1. Curaleaf Holdings

The marijuana industry isn't a popular one to invest in these days, as without federal legal reform there isn't much to get excited about. Curaleaf's sales growth has also slowed to the single digits, which is a far cry from where it has been in the past.

CURLF Revenue (Quarterly YoY Growth) Chart
Data by YCharts.

While this is concerning, there's reason to be optimistic for 2023. And that's because of new recreational marijuana markets in New Jersey and New York, which should help give the company's sales a boost. Curaleaf has commenced operations in New Jersey this year, and the adult-use market in New York should open up by next year. Plus, Curaleaf has launched international operations that will allow it to take advantage of a growing European cannabis market.

By generating revenue in some new markets where there's limited competition (for now), Curaleaf should also be able to earn strong margins on those sales, which, in turn, can help improve its bottom line. Currently, the company averages a gross margin of about 50% (before factoring in changes in biological assets). Over the trailing 12 months, the company has incurred a net loss of $127 million on sales of $1.3 billion. Bringing another $200-$300 million in annual sales from some potential large cannabis markets could lead the company into profitability. Although it may not happen next year, with the company's strong growth prospects and healthy margins, Curaleaf could get to breakeven in the future.

As a result, stronger numbers look likely for Curaleaf next year due to the new and growing markets it's in right now. And with a price-to-sales multiple of less than four, the stock is trading around the lowest levels it has ever been at.

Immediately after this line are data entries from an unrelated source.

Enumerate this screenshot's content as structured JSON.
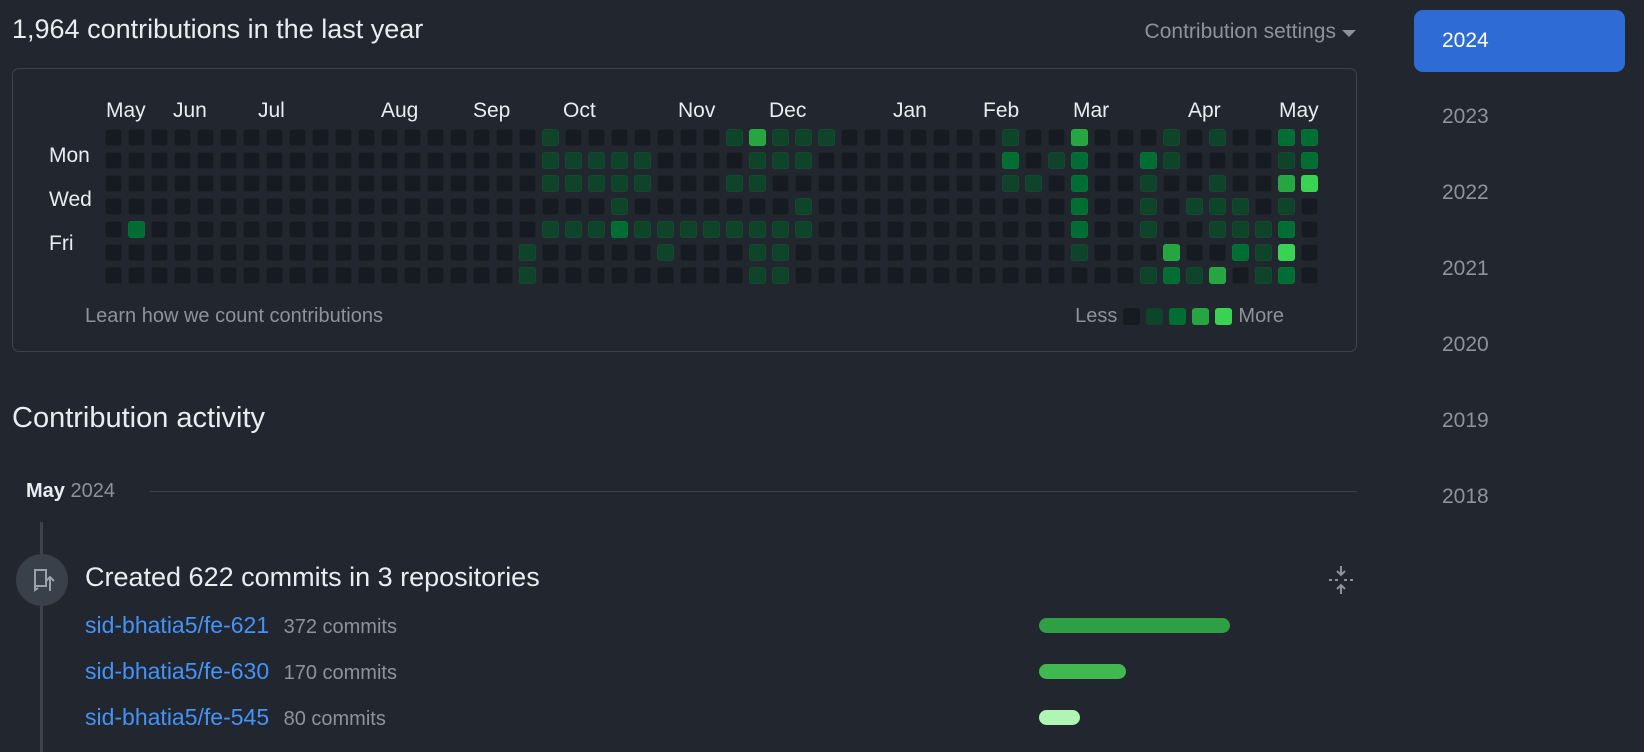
{
  "header": {
    "title": "1,964 contributions in the last year",
    "settings_label": "Contribution settings"
  },
  "calendar": {
    "months": [
      "May",
      "Jun",
      "Jul",
      "Aug",
      "Sep",
      "Oct",
      "Nov",
      "Dec",
      "Jan",
      "Feb",
      "Mar",
      "Apr",
      "May"
    ],
    "days": [
      "Mon",
      "Wed",
      "Fri"
    ],
    "learn_link": "Learn how we count contributions",
    "legend_less": "Less",
    "legend_more": "More",
    "level_colors": [
      "#161b22",
      "#0e4429",
      "#006d32",
      "#26a641",
      "#39d353"
    ],
    "weeks": 53,
    "active_cells": [
      [
        1,
        4,
        2
      ],
      [
        18,
        5,
        1
      ],
      [
        18,
        6,
        1
      ],
      [
        19,
        0,
        1
      ],
      [
        19,
        1,
        1
      ],
      [
        19,
        2,
        1
      ],
      [
        19,
        4,
        1
      ],
      [
        20,
        1,
        1
      ],
      [
        20,
        2,
        1
      ],
      [
        20,
        4,
        1
      ],
      [
        21,
        1,
        1
      ],
      [
        21,
        2,
        1
      ],
      [
        21,
        4,
        1
      ],
      [
        22,
        1,
        1
      ],
      [
        22,
        2,
        1
      ],
      [
        22,
        3,
        1
      ],
      [
        22,
        4,
        2
      ],
      [
        23,
        1,
        1
      ],
      [
        23,
        2,
        1
      ],
      [
        23,
        4,
        1
      ],
      [
        24,
        4,
        1
      ],
      [
        24,
        5,
        1
      ],
      [
        25,
        4,
        1
      ],
      [
        26,
        4,
        1
      ],
      [
        27,
        0,
        1
      ],
      [
        27,
        2,
        1
      ],
      [
        27,
        4,
        1
      ],
      [
        28,
        0,
        3
      ],
      [
        28,
        1,
        1
      ],
      [
        28,
        2,
        1
      ],
      [
        28,
        4,
        1
      ],
      [
        28,
        5,
        1
      ],
      [
        28,
        6,
        1
      ],
      [
        29,
        0,
        1
      ],
      [
        29,
        1,
        1
      ],
      [
        29,
        4,
        1
      ],
      [
        29,
        5,
        1
      ],
      [
        29,
        6,
        1
      ],
      [
        30,
        0,
        1
      ],
      [
        30,
        1,
        1
      ],
      [
        30,
        3,
        1
      ],
      [
        30,
        4,
        1
      ],
      [
        31,
        0,
        1
      ],
      [
        39,
        0,
        1
      ],
      [
        39,
        1,
        2
      ],
      [
        39,
        2,
        1
      ],
      [
        40,
        2,
        1
      ],
      [
        41,
        1,
        1
      ],
      [
        42,
        0,
        3
      ],
      [
        42,
        1,
        2
      ],
      [
        42,
        2,
        2
      ],
      [
        42,
        3,
        2
      ],
      [
        42,
        4,
        2
      ],
      [
        42,
        5,
        1
      ],
      [
        45,
        1,
        2
      ],
      [
        45,
        2,
        1
      ],
      [
        45,
        3,
        1
      ],
      [
        45,
        4,
        1
      ],
      [
        45,
        6,
        1
      ],
      [
        46,
        0,
        1
      ],
      [
        46,
        1,
        1
      ],
      [
        46,
        5,
        3
      ],
      [
        46,
        6,
        2
      ],
      [
        47,
        3,
        1
      ],
      [
        47,
        6,
        1
      ],
      [
        48,
        0,
        1
      ],
      [
        48,
        2,
        1
      ],
      [
        48,
        3,
        1
      ],
      [
        48,
        4,
        1
      ],
      [
        48,
        6,
        3
      ],
      [
        49,
        3,
        1
      ],
      [
        49,
        4,
        1
      ],
      [
        49,
        5,
        2
      ],
      [
        50,
        4,
        1
      ],
      [
        50,
        5,
        1
      ],
      [
        50,
        6,
        1
      ],
      [
        51,
        0,
        2
      ],
      [
        51,
        1,
        1
      ],
      [
        51,
        2,
        3
      ],
      [
        51,
        3,
        1
      ],
      [
        51,
        4,
        2
      ],
      [
        51,
        5,
        4
      ],
      [
        51,
        6,
        2
      ],
      [
        52,
        0,
        2
      ],
      [
        52,
        1,
        2
      ],
      [
        52,
        2,
        4
      ]
    ]
  },
  "activity": {
    "title": "Contribution activity",
    "month": "May",
    "year": "2024",
    "summary": "Created 622 commits in 3 repositories",
    "repos": [
      {
        "name": "sid-bhatia5/fe-621",
        "count": "372 commits",
        "commits": 372,
        "color": "#2ea043"
      },
      {
        "name": "sid-bhatia5/fe-630",
        "count": "170 commits",
        "commits": 170,
        "color": "#3fb950"
      },
      {
        "name": "sid-bhatia5/fe-545",
        "count": "80 commits",
        "commits": 80,
        "color": "#aff5b4"
      }
    ]
  },
  "years": [
    "2024",
    "2023",
    "2022",
    "2021",
    "2020",
    "2019",
    "2018"
  ],
  "selected_year": "2024"
}
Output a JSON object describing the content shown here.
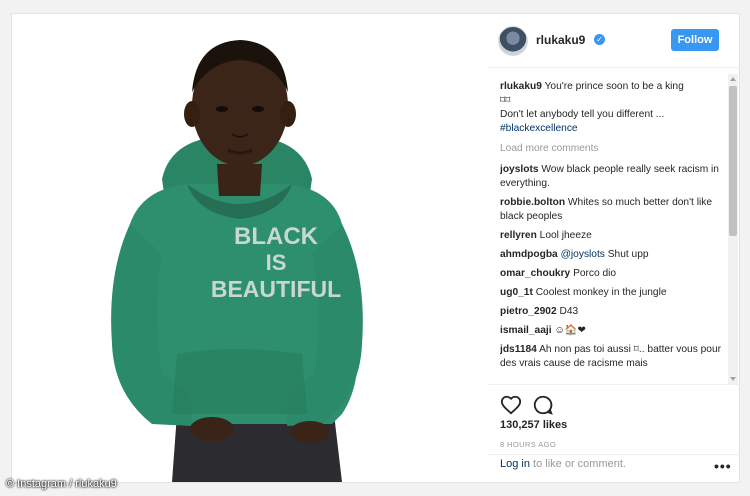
{
  "post": {
    "photo_text": [
      "BLACK",
      "IS",
      "BEAUTIFUL"
    ]
  },
  "header": {
    "username": "rlukaku9",
    "verified_icon": "✓",
    "follow_label": "Follow"
  },
  "caption": {
    "user": "rlukaku9",
    "line1": "You're prince soon to be a king",
    "emoji": "⌑⌑",
    "line2": "Don't let anybody tell you different ...",
    "hashtag": "#blackexcellence"
  },
  "load_more": "Load more comments",
  "comments": [
    {
      "user": "joyslots",
      "text": "Wow black people really seek racism in everything."
    },
    {
      "user": "robbie.bolton",
      "text": "Whites so much better don't like black peoples"
    },
    {
      "user": "rellyren",
      "text": "Lool jheeze"
    },
    {
      "user": "ahmdpogba",
      "mention": "@joyslots",
      "text": "Shut upp"
    },
    {
      "user": "omar_choukry",
      "text": "Porco dio"
    },
    {
      "user": "ug0_1t",
      "text": "Coolest monkey in the jungle"
    },
    {
      "user": "pietro_2902",
      "text": "D43"
    },
    {
      "user": "ismail_aaji",
      "text": "☺🏠❤"
    },
    {
      "user": "jds1184",
      "text": "Ah non pas toi aussi ⌑.. batter vous pour des vrais cause de racisme mais"
    }
  ],
  "likes": "130,257 likes",
  "time": "8 HOURS AGO",
  "login": {
    "link": "Log in",
    "rest": "to like or comment."
  },
  "more_label": "•••",
  "credit": "© Instagram / rlukaku9",
  "colors": {
    "accent": "#3897f0",
    "hoodie": "#2e8f6e",
    "link": "#003569"
  }
}
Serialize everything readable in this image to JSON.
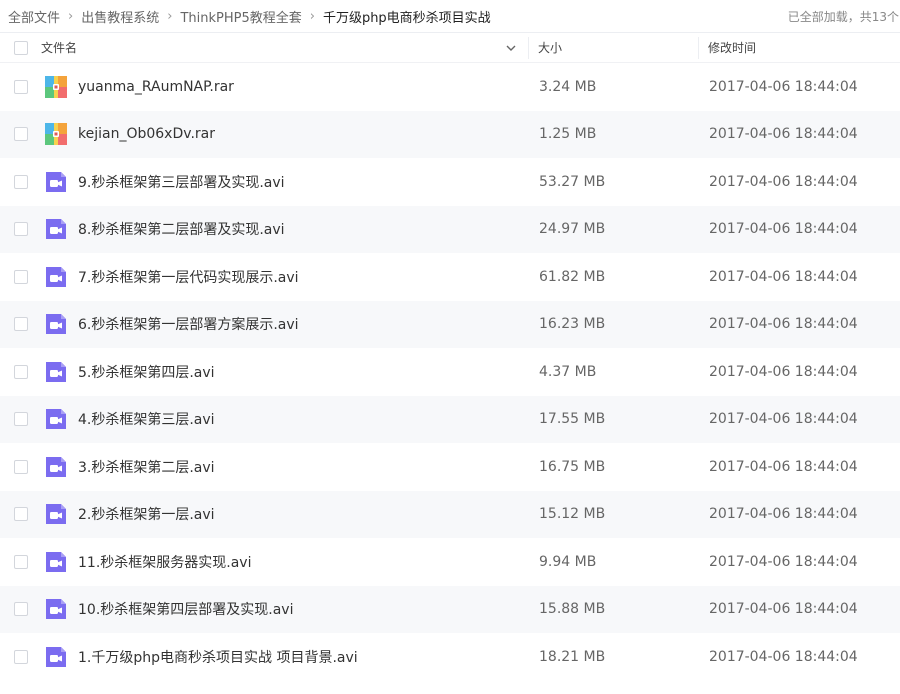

For growth investors, Curaleaf is an attractive investment -- with every new state that legalizes recreational marijuana, that potentially opens up a new opportunity for this dominant multi-state operator, which has a huge presence spanning 22 states.

2. Ferrari

Ferrari is a top luxury car manufacturer whose high-end vehicles are out of reach for most consumers. The company's brand is synonymous with racing, as Ferrari also owns a Formula 1 racing team.

Being a luxury brand, Ferrari has an underrated advantage over the big car makers: Its demand doesn't have to be through the roof. For example, in its most recent period for the quarter ending Sept. 30, the company shipped 3,188 units. By comparison, electric vehicle maker Tesla delivered more than 343,000 vehicles during the same period.

And with Ferrari's vehicles going for hundreds of thousands of dollars, the company caters to a more affluent clientele, one that may be less impacted by inflation and a potential downturn in the economy. Last quarter, the company's net revenue was 1.2 billion euros, which was a year-over-year increase of 19%. Net profit of 228 million euros also rose by 10%.

Shares of the company trade at 40 times earnings, which isn't cheap. But that's in line with the stock's five-year average, as, like its cars, Ferrari's stock has normally commanded a premium.

RACE PE Ratio Chart
Data by YCharts.

For its stability and potential resiliency amid tougher times in the economy next year, Ferrari could be an underrated growth stock to invest in, and worth paying a premium for.